Tuesday, May 26, 2009

Old Soul


I haven't written a blog in a very long time, but thanks to conversation with some beautiful friends last night it feels like a worthy task for today. If you know me, which I'm sure you do, you know that the crowd I surround myself with is typically older than me by at least 2 years if not more. Certainly I have equally as delightful and valuable friends my age and younger, but the commonality of my being around those who are older occupies a noticeable amount of my time...and I love that. Here's why:


Last night I was graciously invited to the "Memorial Day Argentinian BBQ" hosted by Kate and Adrian, two outstanding people who are going to be sensational as husband and wife come June 13th.
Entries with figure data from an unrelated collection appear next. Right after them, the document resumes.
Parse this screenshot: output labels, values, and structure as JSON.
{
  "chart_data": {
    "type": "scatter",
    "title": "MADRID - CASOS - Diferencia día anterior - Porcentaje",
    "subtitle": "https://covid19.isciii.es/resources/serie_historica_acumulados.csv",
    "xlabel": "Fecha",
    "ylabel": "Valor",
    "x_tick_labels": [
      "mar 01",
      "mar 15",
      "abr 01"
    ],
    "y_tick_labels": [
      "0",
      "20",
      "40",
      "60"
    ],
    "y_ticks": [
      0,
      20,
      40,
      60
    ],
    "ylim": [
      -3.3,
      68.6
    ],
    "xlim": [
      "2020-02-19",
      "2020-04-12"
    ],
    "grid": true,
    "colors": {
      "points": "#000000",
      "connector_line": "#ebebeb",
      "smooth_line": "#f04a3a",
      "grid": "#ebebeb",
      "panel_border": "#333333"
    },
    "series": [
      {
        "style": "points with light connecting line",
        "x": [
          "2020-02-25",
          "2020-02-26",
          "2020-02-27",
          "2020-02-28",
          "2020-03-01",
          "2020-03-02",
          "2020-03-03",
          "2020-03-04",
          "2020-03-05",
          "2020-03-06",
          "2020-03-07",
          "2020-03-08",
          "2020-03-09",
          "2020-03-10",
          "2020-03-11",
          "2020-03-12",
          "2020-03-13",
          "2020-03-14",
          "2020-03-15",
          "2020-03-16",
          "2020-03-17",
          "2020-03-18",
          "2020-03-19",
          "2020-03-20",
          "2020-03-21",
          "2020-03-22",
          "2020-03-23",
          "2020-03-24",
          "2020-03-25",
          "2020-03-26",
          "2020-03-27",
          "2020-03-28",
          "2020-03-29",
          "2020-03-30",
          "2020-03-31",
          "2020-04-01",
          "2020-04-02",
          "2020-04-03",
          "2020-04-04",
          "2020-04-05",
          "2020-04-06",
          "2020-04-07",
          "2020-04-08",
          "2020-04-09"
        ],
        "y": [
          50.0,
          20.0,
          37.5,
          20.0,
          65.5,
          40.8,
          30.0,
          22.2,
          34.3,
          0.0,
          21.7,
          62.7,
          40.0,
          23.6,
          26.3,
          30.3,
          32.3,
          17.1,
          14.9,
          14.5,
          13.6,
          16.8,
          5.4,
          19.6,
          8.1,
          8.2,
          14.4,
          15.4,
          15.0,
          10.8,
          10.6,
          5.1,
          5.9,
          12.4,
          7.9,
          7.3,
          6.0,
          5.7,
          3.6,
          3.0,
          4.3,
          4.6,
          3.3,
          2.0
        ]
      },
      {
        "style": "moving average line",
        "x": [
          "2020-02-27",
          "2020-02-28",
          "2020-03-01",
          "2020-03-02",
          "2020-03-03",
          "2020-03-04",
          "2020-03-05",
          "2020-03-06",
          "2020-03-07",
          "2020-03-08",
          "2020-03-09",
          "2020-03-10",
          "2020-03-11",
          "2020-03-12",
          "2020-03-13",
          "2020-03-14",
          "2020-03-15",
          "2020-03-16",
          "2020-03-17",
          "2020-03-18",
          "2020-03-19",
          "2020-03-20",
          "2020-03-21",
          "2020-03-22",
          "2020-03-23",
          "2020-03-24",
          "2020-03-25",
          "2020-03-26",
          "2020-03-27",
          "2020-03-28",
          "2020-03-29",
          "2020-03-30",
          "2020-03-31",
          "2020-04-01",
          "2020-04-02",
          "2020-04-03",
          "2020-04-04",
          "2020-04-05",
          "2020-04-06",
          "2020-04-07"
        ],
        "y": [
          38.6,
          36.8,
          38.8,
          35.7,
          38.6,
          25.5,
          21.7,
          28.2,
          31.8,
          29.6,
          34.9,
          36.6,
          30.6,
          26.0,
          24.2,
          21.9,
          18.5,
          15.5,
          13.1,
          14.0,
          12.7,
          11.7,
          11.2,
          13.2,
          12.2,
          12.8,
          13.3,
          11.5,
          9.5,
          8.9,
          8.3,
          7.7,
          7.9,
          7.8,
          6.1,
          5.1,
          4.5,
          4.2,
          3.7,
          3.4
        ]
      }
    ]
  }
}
The event was filled with high spirits, satisfied stomachs, enchanting conversation and a little dancing at the end. For the most part I was familiar with everyone there except for two: Issac, a friend of a friend who works at a gallery and is soon on his way to a new life in Hungry, and another woman who was absolutely sweet, but whom I didn't get very well aquainted. At one point, on the smokey back porch, Issac, trying to figure out who I was, other than the kind of quiet girl who seemed nice enough to offer a cigarette to, asked "So you're a sophmore?" He had gathered this much information about me from someone else. I replied honestly to the question with an insecure "Yep," which he took as sounding offended and came back with "Oh so you're a senior?" To that everyone joined me in assuring him that "No, he was right the first time" and I appoligized for sounding offended. Then, in order to redeem my presence amongst all of the college graduates, my close friend Kristina chimed in "Sarah's an old soul."


I was touched to be frank (and nerdy), but the thing is that I'm not so sure my soul is old at all. I think my soul might appear that way only because of what it has gathered from the souls I surround myself with. I guess I feel like it has been my privilage to be embraced by such beautiful people who's wisdom I deeply appreciate.